The Gendered Feature of Parental Love in Early Confucian Philosophy
Abstract
The Mencius strikes a surprisingly modern Freudian note in its observation that sexual love is rooted in feelings for one's parents. Like the concept of libido, desire in the Mencius is the same feeling rerouted toward different objects. According to the Mencius, not only does love for parents serve as the model for adult sexual desire, it supercedes it and should never be outgrown. That is, ideally, the yearning for one's parents should continue well into old age. (5A.1) Observing that children did not automatically follow this ideal, the early Confucians tried to encourage it by educating children in filial piety.
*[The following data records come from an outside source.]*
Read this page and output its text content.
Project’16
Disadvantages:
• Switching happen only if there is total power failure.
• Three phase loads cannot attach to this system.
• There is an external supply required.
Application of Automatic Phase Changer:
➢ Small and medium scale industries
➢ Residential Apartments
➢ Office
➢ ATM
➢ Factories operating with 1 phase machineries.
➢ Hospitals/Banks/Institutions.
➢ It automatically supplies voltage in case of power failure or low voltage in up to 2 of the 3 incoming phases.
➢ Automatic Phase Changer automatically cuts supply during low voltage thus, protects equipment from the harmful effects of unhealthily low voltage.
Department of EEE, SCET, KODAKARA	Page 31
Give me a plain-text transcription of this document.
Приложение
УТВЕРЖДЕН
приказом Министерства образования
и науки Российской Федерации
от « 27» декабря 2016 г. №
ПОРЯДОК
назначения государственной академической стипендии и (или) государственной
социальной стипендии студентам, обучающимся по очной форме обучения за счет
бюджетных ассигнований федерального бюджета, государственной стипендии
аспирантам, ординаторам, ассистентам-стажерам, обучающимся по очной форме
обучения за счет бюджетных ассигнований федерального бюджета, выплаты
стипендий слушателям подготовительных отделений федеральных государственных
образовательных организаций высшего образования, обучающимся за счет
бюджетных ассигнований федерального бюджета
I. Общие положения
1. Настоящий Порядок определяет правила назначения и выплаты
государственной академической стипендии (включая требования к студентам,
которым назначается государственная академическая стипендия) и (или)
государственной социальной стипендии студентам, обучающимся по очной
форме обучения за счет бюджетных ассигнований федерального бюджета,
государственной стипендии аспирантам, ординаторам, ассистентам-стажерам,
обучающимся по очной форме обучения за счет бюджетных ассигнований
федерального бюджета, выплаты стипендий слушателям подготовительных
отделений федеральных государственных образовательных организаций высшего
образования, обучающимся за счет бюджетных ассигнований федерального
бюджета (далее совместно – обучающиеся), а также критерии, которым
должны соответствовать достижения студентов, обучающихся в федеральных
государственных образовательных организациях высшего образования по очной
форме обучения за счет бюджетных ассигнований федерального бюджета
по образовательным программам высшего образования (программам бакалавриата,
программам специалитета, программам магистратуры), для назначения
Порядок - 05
This was understood to be a job for males, and according to the Xunzi, women were incapable of participating. However, faced with the task of teaching children to love them, Confucian fathers encountered particular problems. How do you train a child to love without undermining that affection through the process of attempting to force it? In Freud's model the son learns to give up the pleasures of being nursed by his mother, and to identify with and love his father because he becomes aware of his need for his father's protection. Thus civilization defines the son's maturity as relinquishing his oral drives and replacing them with an appropriate genital object. By contrast, in the Mencius' model, the aim for children is not to replace the oral desire for the mother with genital desire. In the context of Confucian patriarchy in the Warring States (453-221 B.C.E), producing male offspring was essential, yet the trajectory of substituting genital for oral drives is actually a temporary deviation in the Mencius' ideal. This paper will contrast the Mencius to the Xunzi, in order to argue that in the Mencius, the method for achieving mature love is to reinforce the oral drives--with fathers implicitly teaching children to identify with their mothers so that the sons might subsequently become something like wet-nurses for their parents.